I am actually planning to create beautiful geometrical art photography, that can be sold for usage in modern interiors. I would love to do that, to see my big photos inspiring someone at their home. But, locally we don't really have a trend for that. So I'm just growing in what I love for now, and will maybe catch some opportunities later.
Well said
Thank you!
I love the ambience of a locked down psychiatric ward, without having to go there. Thanks Colten. Sorry, i called you Cotton...truly, are you the one who dropped the dime?
man i love this
Thanks dude! Glad you appreciated it!
Funny enough I got into photography with the mindset of making money but I think I was just making an excuse to legitimise the high costs of the gear I wanted. 🙄
Yeah camera equipment is no joke when it comes to cost and I've certainly done the same thing in the past.
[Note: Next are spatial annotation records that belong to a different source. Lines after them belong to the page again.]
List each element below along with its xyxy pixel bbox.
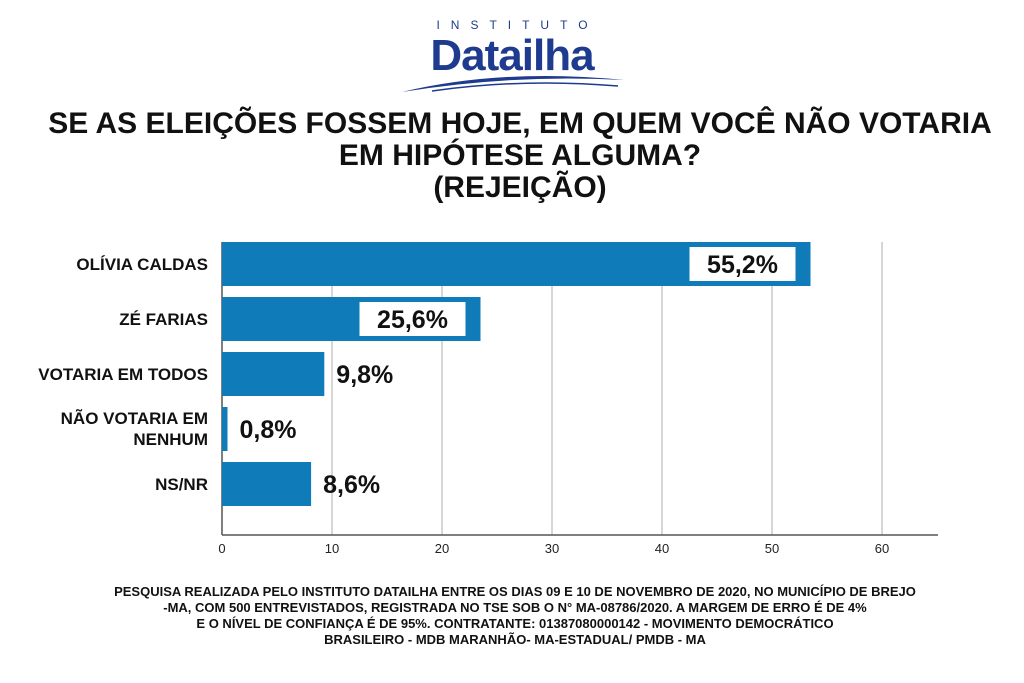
- x-tick-label-0: 0: [218, 541, 225, 556]
- title-line-3: (REJEIÇÃO): [433, 171, 607, 204]
- footnote-line-3: E O NÍVEL DE CONFIANÇA É DE 95%. CONTRAT…: [196, 616, 834, 631]
- bar: [222, 352, 325, 396]
- title-line-2: EM HIPÓTESE ALGUMA?: [338, 139, 702, 172]
- logo-instituto-text: INSTITUTO: [436, 18, 599, 32]
- datailha-logo: INSTITUTO Datailha: [0, 18, 1024, 94]
- logo-swoosh-icon: [402, 76, 624, 92]
- bar: [222, 462, 312, 506]
- data-label-box: [689, 247, 796, 281]
- category-label: VOTARIA EM TODOS: [38, 365, 208, 384]
- title-line-1: SE AS ELEIÇÕES FOSSEM HOJE, EM QUEM VOCÊ…: [48, 107, 992, 140]
- category-label: NS/NR: [155, 475, 208, 494]
- chart-title: SE AS ELEIÇÕES FOSSEM HOJE, EM QUEM VOCÊ…: [20, 108, 1020, 204]
- x-tick-label-10: 10: [325, 541, 339, 556]
- category-label: OLÍVIA CALDAS: [76, 255, 208, 274]
- category-label: NÃO VOTARIA EM NENHUM: [61, 408, 208, 449]
- footnote-line-2: -MA, COM 500 ENTREVISTADOS, REGISTRADA N…: [163, 600, 867, 615]
- x-tick-label-40: 40: [655, 541, 669, 556]
- rejection-bar-chart: 0 10 20 30 40 50 60 OLÍVIA CALDAS 55,2% ZÉ FARIAS…: [38, 242, 938, 556]
- category-label: ZÉ FARIAS: [119, 310, 208, 329]
- category-label-line: NÃO VOTARIA EM: [61, 408, 208, 428]
- logo-brand-text: Datailha: [430, 31, 594, 80]
- data-label: 0,8%: [240, 416, 297, 444]
- survey-footnote: PESQUISA REALIZADA PELO INSTITUTO DATAIL…: [30, 584, 1000, 648]
- data-label: 8,6%: [323, 471, 380, 499]
- x-tick-label-60: 60: [875, 541, 889, 556]
- x-tick-label-30: 30: [545, 541, 559, 556]
- data-label: 55,2%: [707, 251, 778, 279]
- data-label: 9,8%: [336, 361, 393, 389]
- data-label-box: [359, 302, 466, 336]
- footnote-line-4: BRASILEIRO - MDB MARANHÃO- MA-ESTADUAL/ …: [324, 632, 706, 647]
- bar: [222, 407, 228, 451]
- category-label-line: NENHUM: [133, 430, 208, 449]
- x-tick-label-50: 50: [765, 541, 779, 556]
- footnote-line-1: PESQUISA REALIZADA PELO INSTITUTO DATAIL…: [114, 584, 916, 599]
- x-tick-label-20: 20: [435, 541, 449, 556]
- data-label: 25,6%: [377, 306, 448, 334]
I'll make money to offset the high price tag. Which similar to you, I did, but it came with the cost of hardly using the gear for any creative work.
Pressure to make money? Pfft, my family tells me I'll never make a dime off of it. We are all on the same page 😂
Hahahahaha 🤣
The title of the video really made me scratch my head because it makes no sense.
The english definition of hobby is: "an activity that you do for pleasure when you are not working".
The moment you monetize it, it is not longer a hobby and becomes work.
Yeah that's my point! You're doing it as a hobby but then you get pressured into making money with the skill you've gained and so it becomes work and you no longer do it as a hobby. With that often times you lose what you enjoyed in the first place and you end up with just another job.
Indeed. And this should be the reply to anyone who asks why someone doesn't make money with what they love doing.
Once money is involved, pleasure slowly slips away.